Sacramento – The state Senate on Wednesday approved the second half of contentious legislation that would allow students who are undocumented immigrants to apply for state-funded scholarships and financial aid.
On Thursday Lupe Moreno, president of "Latino Americans For Immigration Reform," and undocumented student Ivan Ceja, talked to us about the passing of the Dream Act. Watch the discussion in the video below.
The Senate approved AB131, also known as the California Dream Act, with a 22-11 vote, leaving it just one step away from the governor's desk.
The state Assembly must consider changes to the bill it previously passed before it can go to Gov. Jerry Brown.
"These students are valedictorians, they're class presidents, and they're all-star athletes. They are the future of California," said Sen. Ron Calderon, D-Monterey Park, who carried the bill in the Senate.
The bill is part of a legislative package by Assemblyman Gil Cedillo, D-Los Angeles. Last month, Brown, a Democrat, signed a separate bill by Cedillo approving private scholarships and loans for undocumented immigrant students. AB131 would make those students eligible for state-funded financial aid.
Critics say allowing access to those state resources encourages illegal immigration. Supporters counter that the students, many of whom were brought to the United States as young children, shouldn't be punished for their parents' actions.
Sen. Doug La Malfa, R-Willows, opposed the bill Wednesday. He read a letter from a constituent who said his daughter's California education grant was recently cut. He said passing a law such as this would be like rubbing salt in his wound.
Cedillo's legislative package differs from the federal Dream Act, a proposal that would create a path to citizenship for those who are brought to the country illegally as children.
Under the bill approved Wednesday, undocumented immigrant students would have to meet the same requirements as others but only would qualify for financial aid that remains after legal residents apply.
"They basically receive the leftovers," Calderon said.
The state Assembly approved a similar bill Wednesday by Assemblyman Ricardo Lara, D-Bell Gardens, on a 49-23 vote and sent it to the governor's desk.

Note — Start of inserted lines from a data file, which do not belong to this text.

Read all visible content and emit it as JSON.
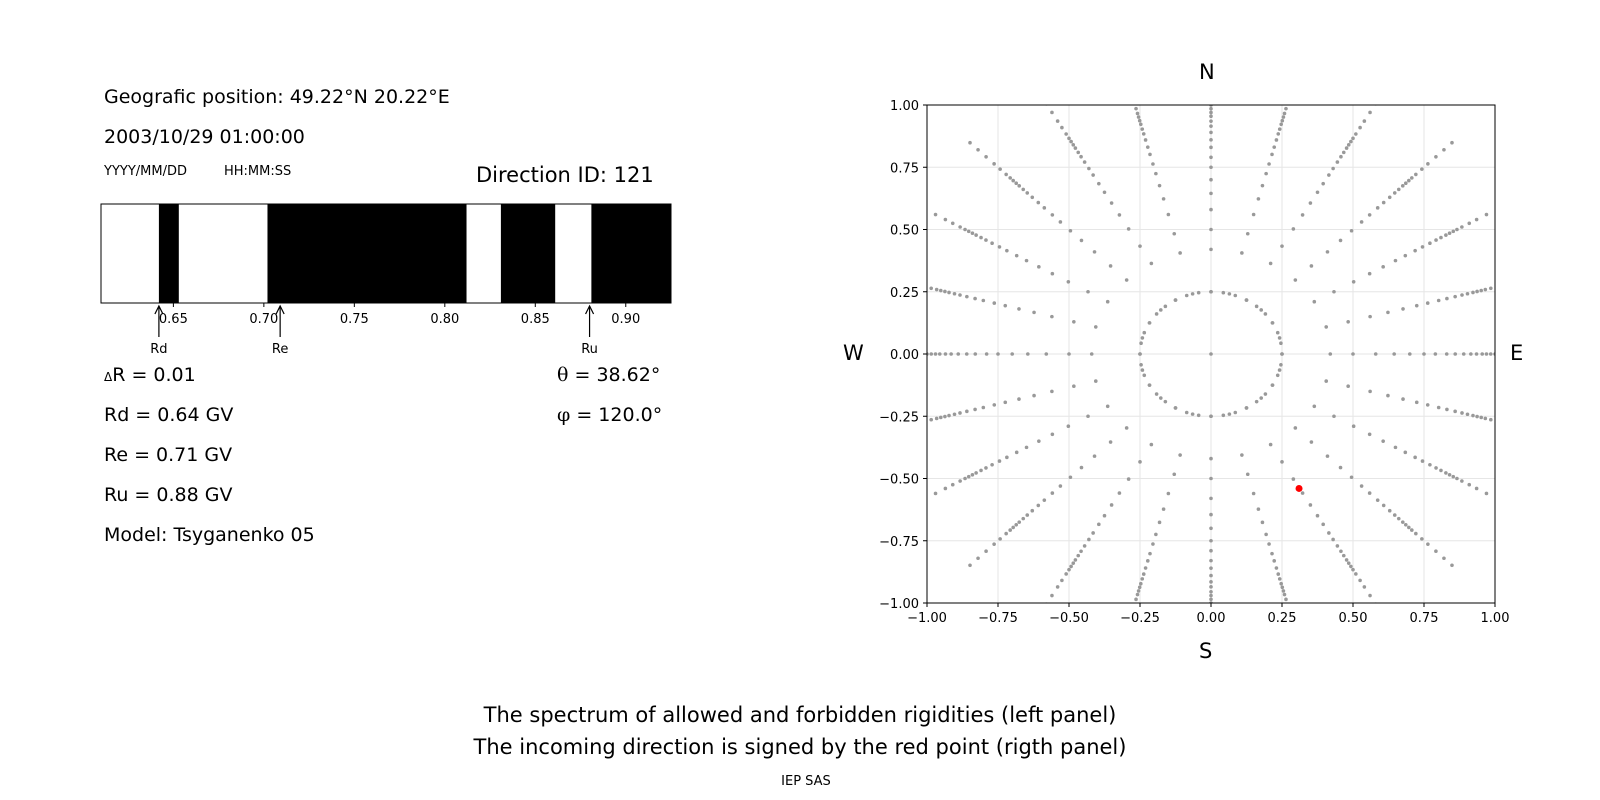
{
  "info": {
    "geo_position": "Geografic position: 49.22°N 20.22°E",
    "datetime": "2003/10/29 01:00:00",
    "date_format": "YYYY/MM/DD",
    "time_format": "HH:MM:SS",
    "direction_id": "Direction ID: 121"
  },
  "params": {
    "delta_symbol": "Δ",
    "delta_r": "R = 0.01",
    "rd": "Rd = 0.64 GV",
    "re": "Re = 0.71 GV",
    "ru": "Ru = 0.88 GV",
    "model": "Model: Tsyganenko 05",
    "theta_symbol": "θ",
    "theta": " = 38.62°",
    "phi_symbol": "φ",
    "phi": " = 120.0°"
  },
  "compass": {
    "north": "N",
    "south": "S",
    "west": "W",
    "east": "E"
  },
  "caption": {
    "line1": "The spectrum of allowed and forbidden rigidities (left panel)",
    "line2": "The incoming direction is signed by the red point (rigth panel)",
    "credit": "IEP SAS"
  },
  "colors": {
    "allowed": "#ffffff",
    "forbidden": "#000000",
    "grid_points": "#999999",
    "direction_point": "#ff0000"
  },
  "chart_data": [
    {
      "type": "bar",
      "title": "",
      "xlabel": "",
      "xlim": [
        0.61,
        0.925
      ],
      "x_ticks": [
        "0.65",
        "0.70",
        "0.75",
        "0.80",
        "0.85",
        "0.90"
      ],
      "forbidden_bands": [
        [
          0.642,
          0.653
        ],
        [
          0.702,
          0.812
        ],
        [
          0.831,
          0.861
        ],
        [
          0.881,
          0.925
        ]
      ],
      "markers": [
        {
          "name": "Rd",
          "value": 0.642
        },
        {
          "name": "Re",
          "value": 0.709
        },
        {
          "name": "Ru",
          "value": 0.88
        }
      ]
    },
    {
      "type": "scatter",
      "xlim": [
        -1.0,
        1.0
      ],
      "ylim": [
        -1.0,
        1.0
      ],
      "x_ticks": [
        "−1.00",
        "−0.75",
        "−0.50",
        "−0.25",
        "0.00",
        "0.25",
        "0.50",
        "0.75",
        "1.00"
      ],
      "y_ticks": [
        "1.00",
        "0.75",
        "0.50",
        "0.25",
        "0.00",
        "−0.25",
        "−0.50",
        "−0.75",
        "−1.00"
      ],
      "grid": true,
      "spokes": 24,
      "ring_radii": [
        0.25,
        0.42,
        0.5,
        0.58,
        0.645,
        0.7,
        0.75,
        0.79,
        0.83,
        0.86,
        0.89,
        0.915,
        0.935,
        0.955,
        0.97,
        0.985,
        1.0,
        1.02,
        1.05,
        1.08,
        1.12,
        1.16,
        1.2
      ],
      "highlight": {
        "x": 0.31,
        "y": -0.54
      }
    }
  ]
}
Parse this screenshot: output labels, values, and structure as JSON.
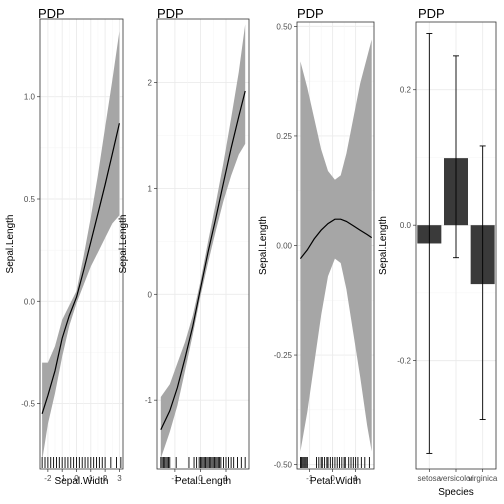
{
  "chart_data": [
    {
      "type": "line",
      "title": "PDP",
      "xlabel": "Sepal.Width",
      "ylabel": "Sepal.Length",
      "xlim": [
        -2.55,
        3.25
      ],
      "ylim": [
        -0.82,
        1.38
      ],
      "xticks": [
        -2,
        -1,
        0,
        1,
        2,
        3
      ],
      "yticks": [
        -0.5,
        0.0,
        0.5,
        1.0
      ],
      "ytick_labels": [
        "-0.5",
        "0.0",
        "0.5",
        "1.0"
      ],
      "grid": true,
      "series": [
        {
          "x": [
            -2.4,
            -2.0,
            -1.5,
            -1.0,
            -0.5,
            0.0,
            0.5,
            1.0,
            1.5,
            2.0,
            2.5,
            3.0
          ],
          "y": [
            -0.55,
            -0.46,
            -0.34,
            -0.18,
            -0.07,
            0.02,
            0.15,
            0.29,
            0.43,
            0.57,
            0.72,
            0.87
          ],
          "lower": [
            -0.78,
            -0.6,
            -0.45,
            -0.27,
            -0.12,
            -0.01,
            0.08,
            0.17,
            0.24,
            0.31,
            0.38,
            0.42
          ],
          "upper": [
            -0.3,
            -0.3,
            -0.22,
            -0.09,
            -0.02,
            0.05,
            0.22,
            0.41,
            0.62,
            0.85,
            1.08,
            1.32
          ]
        }
      ],
      "rug": [
        -2.4,
        -2.2,
        -2.0,
        -1.8,
        -1.6,
        -1.4,
        -1.2,
        -1.0,
        -0.8,
        -0.6,
        -0.4,
        -0.2,
        0.0,
        0.2,
        0.4,
        0.6,
        0.8,
        1.0,
        1.2,
        1.4,
        1.6,
        1.8,
        2.0,
        2.4,
        2.8,
        3.1
      ]
    },
    {
      "type": "line",
      "title": "PDP",
      "xlabel": "Petal.Length",
      "ylabel": "Sepal.Length",
      "xlim": [
        -1.7,
        1.9
      ],
      "ylim": [
        -1.65,
        2.6
      ],
      "xticks": [
        -1,
        0,
        1
      ],
      "yticks": [
        -1,
        0,
        1,
        2
      ],
      "ytick_labels": [
        "-1",
        "0",
        "1",
        "2"
      ],
      "grid": true,
      "series": [
        {
          "x": [
            -1.55,
            -1.2,
            -0.9,
            -0.6,
            -0.3,
            0.0,
            0.3,
            0.6,
            0.9,
            1.2,
            1.5,
            1.75
          ],
          "y": [
            -1.28,
            -1.1,
            -0.88,
            -0.6,
            -0.3,
            0.05,
            0.4,
            0.72,
            1.05,
            1.38,
            1.68,
            1.92
          ],
          "lower": [
            -1.55,
            -1.3,
            -1.05,
            -0.72,
            -0.38,
            -0.02,
            0.3,
            0.6,
            0.88,
            1.12,
            1.32,
            1.42
          ],
          "upper": [
            -0.97,
            -0.85,
            -0.65,
            -0.45,
            -0.2,
            0.12,
            0.5,
            0.86,
            1.24,
            1.66,
            2.1,
            2.55
          ]
        }
      ],
      "rug": [
        -1.55,
        -1.5,
        -1.45,
        -1.4,
        -1.35,
        -1.3,
        -1.25,
        -1.2,
        -0.95,
        -0.45,
        -0.25,
        -0.15,
        -0.05,
        0.0,
        0.05,
        0.1,
        0.15,
        0.2,
        0.25,
        0.3,
        0.35,
        0.4,
        0.45,
        0.5,
        0.55,
        0.6,
        0.65,
        0.7,
        0.75,
        0.8,
        0.9,
        1.0,
        1.1,
        1.2,
        1.3,
        1.45,
        1.6,
        1.75
      ]
    },
    {
      "type": "line",
      "title": "PDP",
      "xlabel": "Petal.Width",
      "ylabel": "Sepal.Length",
      "xlim": [
        -1.55,
        1.8
      ],
      "ylim": [
        -0.51,
        0.51
      ],
      "xticks": [
        -1,
        0,
        1
      ],
      "yticks": [
        -0.5,
        -0.25,
        0.0,
        0.25,
        0.5
      ],
      "ytick_labels": [
        "-0.50",
        "-0.25",
        "0.00",
        "0.25",
        "0.50"
      ],
      "grid": true,
      "series": [
        {
          "x": [
            -1.4,
            -1.1,
            -0.8,
            -0.5,
            -0.2,
            0.1,
            0.35,
            0.6,
            0.9,
            1.2,
            1.5,
            1.7
          ],
          "y": [
            -0.03,
            -0.01,
            0.015,
            0.035,
            0.05,
            0.06,
            0.06,
            0.055,
            0.045,
            0.035,
            0.025,
            0.018
          ],
          "lower": [
            -0.47,
            -0.38,
            -0.27,
            -0.16,
            -0.07,
            -0.03,
            -0.04,
            -0.1,
            -0.2,
            -0.3,
            -0.41,
            -0.47
          ],
          "upper": [
            0.42,
            0.36,
            0.29,
            0.22,
            0.17,
            0.15,
            0.16,
            0.21,
            0.29,
            0.37,
            0.43,
            0.47
          ]
        }
      ],
      "rug": [
        -1.4,
        -1.35,
        -1.3,
        -1.25,
        -1.2,
        -1.15,
        -1.1,
        -0.7,
        -0.6,
        -0.5,
        -0.45,
        -0.35,
        -0.25,
        -0.2,
        -0.1,
        0.0,
        0.1,
        0.2,
        0.3,
        0.4,
        0.5,
        0.55,
        0.7,
        0.8,
        0.9,
        1.0,
        1.1,
        1.25,
        1.4,
        1.6
      ]
    },
    {
      "type": "bar",
      "title": "PDP",
      "xlabel": "Species",
      "ylabel": "Sepal.Length",
      "categories": [
        "setosa",
        "versicolor",
        "virginica"
      ],
      "values": [
        -0.027,
        0.099,
        -0.087
      ],
      "error_lower": [
        -0.337,
        -0.048,
        -0.287
      ],
      "error_upper": [
        0.283,
        0.25,
        0.117
      ],
      "ylim": [
        -0.36,
        0.3
      ],
      "yticks": [
        -0.2,
        0.0,
        0.2
      ],
      "ytick_labels": [
        "-0.2",
        "0.0",
        "0.2"
      ],
      "grid": true
    }
  ]
}
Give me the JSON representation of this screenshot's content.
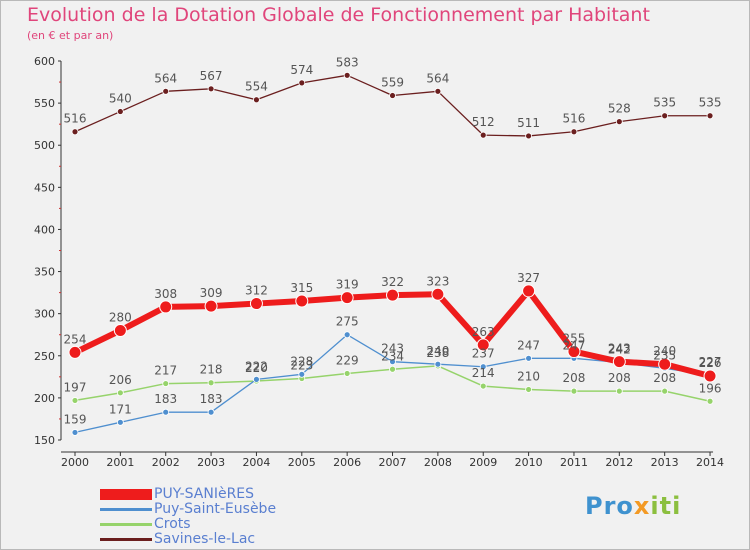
{
  "title": "Evolution de la Dotation Globale de Fonctionnement par Habitant",
  "subtitle": "(en € et par an)",
  "logo": {
    "parts": [
      "Pro",
      "x",
      "iti"
    ]
  },
  "colors": {
    "background": "#f1f1f1",
    "title": "#e0457b",
    "axis": "#333333",
    "legend_text": "#5a7fd0"
  },
  "chart_data": {
    "type": "line",
    "title": "Evolution de la Dotation Globale de Fonctionnement par Habitant",
    "subtitle": "(en € et par an)",
    "xlabel": "",
    "ylabel": "",
    "x": [
      "2000",
      "2001",
      "2002",
      "2003",
      "2004",
      "2005",
      "2006",
      "2007",
      "2008",
      "2009",
      "2010",
      "2011",
      "2012",
      "2013",
      "2014"
    ],
    "ylim": [
      150,
      600
    ],
    "yticks": [
      150,
      200,
      250,
      300,
      350,
      400,
      450,
      500,
      550,
      600
    ],
    "legend_position": "bottom-left",
    "series": [
      {
        "name": "Savines-le-Lac",
        "color": "#6b1f1f",
        "width": 1.3,
        "marker": 3,
        "values": [
          516,
          540,
          564,
          567,
          554,
          574,
          583,
          559,
          564,
          512,
          511,
          516,
          528,
          535,
          535
        ],
        "labels": [
          "516",
          "540",
          "564",
          "567",
          "554",
          "574",
          "583",
          "559",
          "564",
          "512",
          "511",
          "516",
          "528",
          "535",
          "535"
        ]
      },
      {
        "name": "Crots",
        "color": "#96d36b",
        "width": 1.5,
        "marker": 3,
        "values": [
          197,
          206,
          217,
          218,
          220,
          223,
          229,
          234,
          238,
          214,
          210,
          208,
          208,
          208,
          196
        ],
        "labels": [
          "197",
          "206",
          "217",
          "218",
          "220",
          "223",
          "229",
          "234",
          "238",
          "214",
          "210",
          "208",
          "208",
          "208",
          "196"
        ]
      },
      {
        "name": "Puy-Saint-Eusèbe",
        "color": "#4f8fcf",
        "width": 1.3,
        "marker": 3,
        "values": [
          159,
          171,
          183,
          183,
          222,
          228,
          275,
          243,
          240,
          237,
          247,
          247,
          242,
          235,
          227
        ],
        "labels": [
          "159",
          "171",
          "183",
          "183",
          "222",
          "228",
          "275",
          "243",
          "240",
          "237",
          "247",
          "247",
          "242",
          "235",
          "227"
        ]
      },
      {
        "name": "PUY-SANIèRES",
        "color": "#ee1c1c",
        "width": 6,
        "marker": 6,
        "values": [
          254,
          280,
          308,
          309,
          312,
          315,
          319,
          322,
          323,
          263,
          327,
          255,
          243,
          240,
          226
        ],
        "labels": [
          "254",
          "280",
          "308",
          "309",
          "312",
          "315",
          "319",
          "322",
          "323",
          "263",
          "327",
          "255",
          "243",
          "240",
          "226"
        ]
      }
    ],
    "legend_order": [
      "PUY-SANIèRES",
      "Puy-Saint-Eusèbe",
      "Crots",
      "Savines-le-Lac"
    ]
  }
}
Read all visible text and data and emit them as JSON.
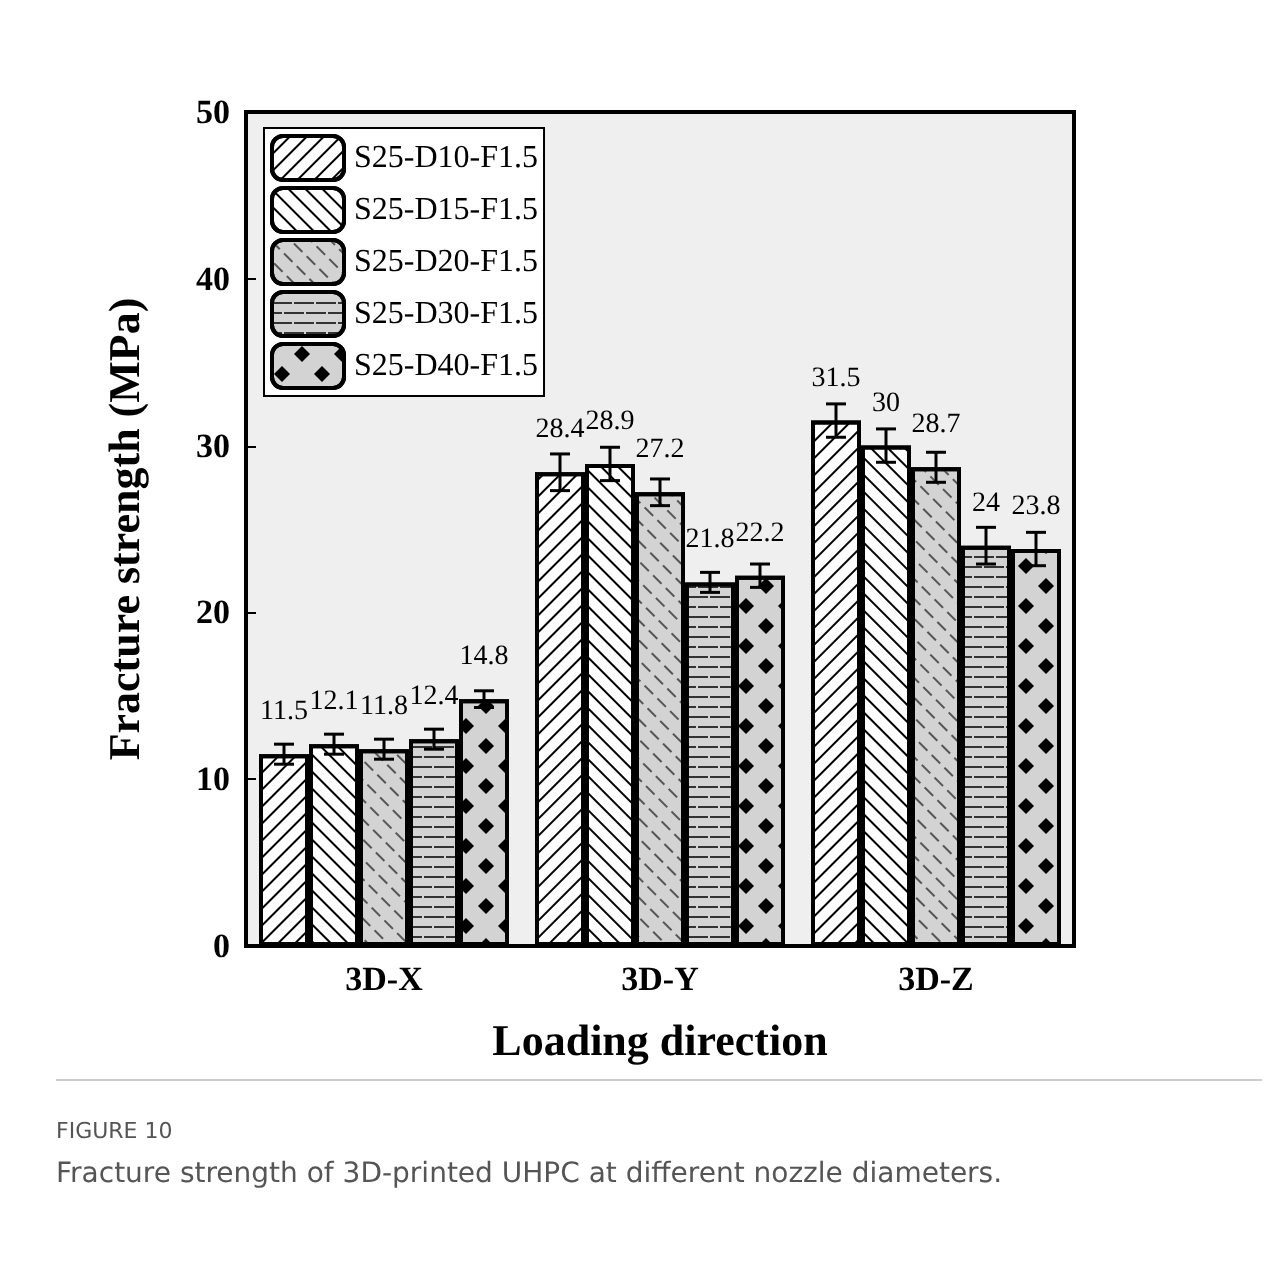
{
  "chart_data": {
    "type": "bar",
    "xlabel": "Loading direction",
    "ylabel": "Fracture strength (MPa)",
    "categories": [
      "3D-X",
      "3D-Y",
      "3D-Z"
    ],
    "series": [
      {
        "name": "S25-D10-F1.5",
        "color": "#ffffff",
        "values": [
          11.5,
          28.4,
          31.5
        ],
        "errors": [
          0.6,
          1.1,
          1.0
        ]
      },
      {
        "name": "S25-D15-F1.5",
        "color": "#ffffff",
        "values": [
          12.1,
          28.9,
          30
        ],
        "errors": [
          0.6,
          1.0,
          1.0
        ]
      },
      {
        "name": "S25-D20-F1.5",
        "color": "#d3d3d3",
        "values": [
          11.8,
          27.2,
          28.7
        ],
        "errors": [
          0.6,
          0.8,
          0.9
        ]
      },
      {
        "name": "S25-D30-F1.5",
        "color": "#d3d3d3",
        "values": [
          12.4,
          21.8,
          24
        ],
        "errors": [
          0.6,
          0.6,
          1.1
        ]
      },
      {
        "name": "S25-D40-F1.5",
        "color": "#d3d3d3",
        "values": [
          14.8,
          22.2,
          23.8
        ],
        "errors": [
          0.5,
          0.7,
          1.0
        ]
      }
    ],
    "ylim": [
      0,
      50
    ],
    "yticks": [
      0,
      10,
      20,
      30,
      40,
      50
    ],
    "grid": false,
    "legend": "top left",
    "data_labels": true,
    "annotations": [
      "FIGURE 10",
      "Fracture strength of 3D-printed UHPC at different nozzle diameters."
    ]
  }
}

The approval came after a heated debate on AB844, which would allow illegal immigrant college students to hold student government office and receive any grants, scholarships or other assistance that come with the jobs.
Assemblyman Allan Mansoor, R-Costa Mesa, called the bill just one more attempt by Democrats to undermine immigration laws.
"It's a slap in the face to people who followed the rules, people like my parents," Mansoor said.
Lara's legislation was sparked by the story of Pedro Ramirez, the former student body president at California State University, Fresno, who acknowledged last year while in office that he was undocumented. Ramirez had declined the $9,000 stipend to which he was entitled because he did not want to lie on employment papers.
Ramirez said his parents brought him to the U.S. when he was 3 and he only learned he was not a citizen when he began applying to colleges.